Los Angeles Times

Microsoft will not be broken up. There's no chance the Bush administration will ask the Supreme Court to reverse Thursday's federal appeals court rescue of the company. Instead, the case will go back to a new judge to decide how to respond to Microsoft's monopoly without splitting it up. The best outcome: a new order requiring Microsoft to make its Windows operating system available to everyone free of charge.

Here's the problem with Microsoft's monopoly, which even the appeals court agrees still must be addressed: Windows is so widely used that other producers of computers, browsers and other software have to license it from Microsoft if they want to connect their gadgets and codes to most other gadgets and codes on the market.
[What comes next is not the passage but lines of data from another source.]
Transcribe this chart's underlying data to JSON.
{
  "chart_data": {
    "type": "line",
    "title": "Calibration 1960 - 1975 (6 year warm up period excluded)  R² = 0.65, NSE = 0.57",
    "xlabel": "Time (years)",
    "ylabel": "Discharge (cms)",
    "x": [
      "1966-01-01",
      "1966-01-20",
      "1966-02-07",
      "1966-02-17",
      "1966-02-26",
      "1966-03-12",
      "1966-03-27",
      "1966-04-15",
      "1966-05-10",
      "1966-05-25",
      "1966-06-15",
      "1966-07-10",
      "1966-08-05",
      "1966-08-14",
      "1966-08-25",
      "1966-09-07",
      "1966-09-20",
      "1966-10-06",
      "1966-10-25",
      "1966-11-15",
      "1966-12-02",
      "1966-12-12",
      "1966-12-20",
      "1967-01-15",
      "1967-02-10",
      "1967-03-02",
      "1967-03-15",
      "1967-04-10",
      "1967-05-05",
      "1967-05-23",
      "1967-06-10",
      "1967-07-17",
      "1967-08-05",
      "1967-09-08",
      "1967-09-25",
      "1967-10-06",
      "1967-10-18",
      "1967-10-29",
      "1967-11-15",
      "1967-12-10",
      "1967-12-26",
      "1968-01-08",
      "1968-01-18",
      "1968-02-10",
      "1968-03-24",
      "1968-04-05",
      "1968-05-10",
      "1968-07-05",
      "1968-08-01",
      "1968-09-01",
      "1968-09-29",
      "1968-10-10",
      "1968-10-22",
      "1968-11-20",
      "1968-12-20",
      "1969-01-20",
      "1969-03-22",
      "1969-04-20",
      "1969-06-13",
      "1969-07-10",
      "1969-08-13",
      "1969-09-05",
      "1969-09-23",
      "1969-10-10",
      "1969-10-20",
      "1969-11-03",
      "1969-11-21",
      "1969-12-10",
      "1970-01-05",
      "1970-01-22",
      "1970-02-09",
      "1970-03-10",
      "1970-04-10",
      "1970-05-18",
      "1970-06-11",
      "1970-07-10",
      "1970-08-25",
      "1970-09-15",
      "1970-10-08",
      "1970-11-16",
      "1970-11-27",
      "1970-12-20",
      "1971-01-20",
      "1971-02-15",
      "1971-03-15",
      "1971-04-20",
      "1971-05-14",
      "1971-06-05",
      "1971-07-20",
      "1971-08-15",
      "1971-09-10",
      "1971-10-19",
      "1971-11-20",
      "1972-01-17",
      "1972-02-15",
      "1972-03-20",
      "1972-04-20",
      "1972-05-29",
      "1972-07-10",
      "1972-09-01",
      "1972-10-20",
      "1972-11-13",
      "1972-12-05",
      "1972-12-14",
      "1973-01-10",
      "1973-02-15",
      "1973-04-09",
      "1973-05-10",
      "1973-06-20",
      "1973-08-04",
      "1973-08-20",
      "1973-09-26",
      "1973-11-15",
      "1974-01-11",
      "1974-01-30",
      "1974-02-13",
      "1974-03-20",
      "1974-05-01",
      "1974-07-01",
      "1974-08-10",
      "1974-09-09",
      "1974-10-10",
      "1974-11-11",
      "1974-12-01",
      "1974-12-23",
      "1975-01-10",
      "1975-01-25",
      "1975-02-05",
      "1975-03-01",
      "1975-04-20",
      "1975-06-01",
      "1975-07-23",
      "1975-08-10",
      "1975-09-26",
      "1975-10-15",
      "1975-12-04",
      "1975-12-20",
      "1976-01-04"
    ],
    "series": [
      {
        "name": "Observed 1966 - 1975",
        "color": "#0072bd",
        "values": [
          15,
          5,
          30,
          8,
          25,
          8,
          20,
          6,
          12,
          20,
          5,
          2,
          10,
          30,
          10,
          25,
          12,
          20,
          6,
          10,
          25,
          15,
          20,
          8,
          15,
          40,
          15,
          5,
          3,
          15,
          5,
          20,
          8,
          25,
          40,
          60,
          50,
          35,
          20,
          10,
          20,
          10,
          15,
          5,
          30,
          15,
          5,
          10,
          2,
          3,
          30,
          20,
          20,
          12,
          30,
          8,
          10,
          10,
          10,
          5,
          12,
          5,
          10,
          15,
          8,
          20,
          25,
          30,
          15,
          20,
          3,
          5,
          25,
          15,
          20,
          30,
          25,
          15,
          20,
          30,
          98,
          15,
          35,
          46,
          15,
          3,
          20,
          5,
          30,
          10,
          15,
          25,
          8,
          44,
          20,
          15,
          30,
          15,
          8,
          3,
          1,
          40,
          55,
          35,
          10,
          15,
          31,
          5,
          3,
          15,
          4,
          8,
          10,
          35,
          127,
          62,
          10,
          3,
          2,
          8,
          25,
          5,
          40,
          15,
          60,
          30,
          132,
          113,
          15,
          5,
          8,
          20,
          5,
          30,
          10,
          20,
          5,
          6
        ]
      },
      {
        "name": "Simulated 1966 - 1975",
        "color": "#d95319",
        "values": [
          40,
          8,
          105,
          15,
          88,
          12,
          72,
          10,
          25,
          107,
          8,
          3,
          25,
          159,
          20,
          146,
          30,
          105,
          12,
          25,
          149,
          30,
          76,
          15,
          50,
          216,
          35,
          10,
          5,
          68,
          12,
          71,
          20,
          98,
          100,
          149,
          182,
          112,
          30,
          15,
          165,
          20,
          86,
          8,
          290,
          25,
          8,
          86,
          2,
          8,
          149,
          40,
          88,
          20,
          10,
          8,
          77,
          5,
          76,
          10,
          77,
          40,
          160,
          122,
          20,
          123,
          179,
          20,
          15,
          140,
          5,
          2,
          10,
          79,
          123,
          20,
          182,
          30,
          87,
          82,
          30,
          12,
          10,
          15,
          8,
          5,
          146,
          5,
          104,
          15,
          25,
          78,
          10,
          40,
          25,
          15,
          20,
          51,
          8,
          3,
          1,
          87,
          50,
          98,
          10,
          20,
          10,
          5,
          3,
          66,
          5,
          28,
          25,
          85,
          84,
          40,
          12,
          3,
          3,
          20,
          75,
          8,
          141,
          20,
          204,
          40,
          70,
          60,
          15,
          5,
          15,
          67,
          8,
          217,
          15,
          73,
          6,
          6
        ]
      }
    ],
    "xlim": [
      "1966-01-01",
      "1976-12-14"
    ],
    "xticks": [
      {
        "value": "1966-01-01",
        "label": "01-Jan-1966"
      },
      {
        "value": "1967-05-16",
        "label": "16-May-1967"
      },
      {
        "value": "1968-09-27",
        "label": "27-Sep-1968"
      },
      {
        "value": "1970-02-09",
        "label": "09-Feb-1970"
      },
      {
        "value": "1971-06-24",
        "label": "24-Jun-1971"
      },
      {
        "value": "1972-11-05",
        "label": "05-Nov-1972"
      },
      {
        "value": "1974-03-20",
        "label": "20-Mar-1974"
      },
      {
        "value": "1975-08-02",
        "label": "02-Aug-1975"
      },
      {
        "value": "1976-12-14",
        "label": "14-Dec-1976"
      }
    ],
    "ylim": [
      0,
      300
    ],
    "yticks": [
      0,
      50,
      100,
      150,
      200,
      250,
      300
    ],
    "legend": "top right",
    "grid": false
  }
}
This gives Microsoft power to thwart competition and discourage innovation.

Imagine what would have happened a century ago at the dawn of the age of electricity if a company named, say, Electrosoft had patented a design for electrical plugs and sockets. Assume its design is four prongs arranged vertically--maybe not the most efficient, but Electrosoft is the first and biggest company in this new market for electrical appliances, so the four-prong vertical design becomes a standard that everyone begins to use.

Soon all homes have Electrosoft sockets in their walls, and all appliance makers use Electrosoft plugs. Building contractors and appliance makers pay Electrosoft a royalty every time they install or make a new socket or plug. As Electrosoft's profits mount up, it becomes one of the richest companies in America, and the net worth of its president soars to a level about equal to the total net worth of the bottom half of all American families combined.

Now suppose Electrosoft uses its huge profits to start marketing its own electric appliances. It even gives away a free toaster or lamp with the purchase of any Electrosoft plug or socket. Good for consumers, right?

Yes, but wait. As a result, every other maker of toasters and lamps is wiped out. They can't make a profit. And potential inventors of future electric appliances don't even try. Why bother? There's no money to be made competing with Electrosoft.

A few years later, Electrosoft raises the price of its toasters, lamps and other appliances. Buyers have no alternative but to pay the higher price. And forget about innovation. Electrosoft might invent some other appliances, but isn't in any great hurry. After all, no other company is inventing electric appliances. Refrigerators and electric stoves won't appear for a century.

Now fast forward to the present day, and Microsoft. The company says consumers gain when it adds free software gizmos to its Windows operating system, like e-mail servers and Internet browsers. But like the Electrosoft example, consumers will suffer in the long run if Microsoft wipes out competitors and discourages other software inventors from coming up with their own new gizmos, such as voice-recognition devices, video mail, three-dimensional Internet or whatever else lurks just beyond the imagination.

Microsoft says consumers benefit from having a common standard Windows operating system. The company is right--imagine how confusing life would be if there were tens or hundreds of different operating systems. But this doesn't mean Microsoft should rake in huge profits from selling Windows.

Every period of rapid technological change creates a need for common standards. In the early 1880s when lightbulbs were first invented, bulbs and sockets came in 175 different sizes. The threads on hoses, screws and other industrial parts that were supposed to fit into one another were almost as varied. When a portion of Baltimore was in flames, city officials discovered that almost none of its fire hydrants and fire hoses matched up.

Yet rather than one company setting common standards, industries as a whole set them and made them freely available. A standard for lightbulbs and sockets emerged in 1884, and shortly thereafter the two-prong plug and socket that we still use today. In the early 1920s, Herbert Hoover, then secretary of Commerce, created a National Bureau of Standards to hasten the development of many other standards, free of charge. It was one of his finest achievements.

So if Microsoft isn't going to be broken up, there's the other way a court can undercut its monopoly: Require it to make Windows freely available, like any other common standard. That way, consumers get the convenience of a common standard without sacrificing the benefits that come from competition and innovation.

But don't hold your breath. The Bush administration will settle on terms favorable to Microsoft. And Microsoft won't be willing to give up Windows. That means Microsoft is likely to behave just like Electrosoft. Watch your wallets.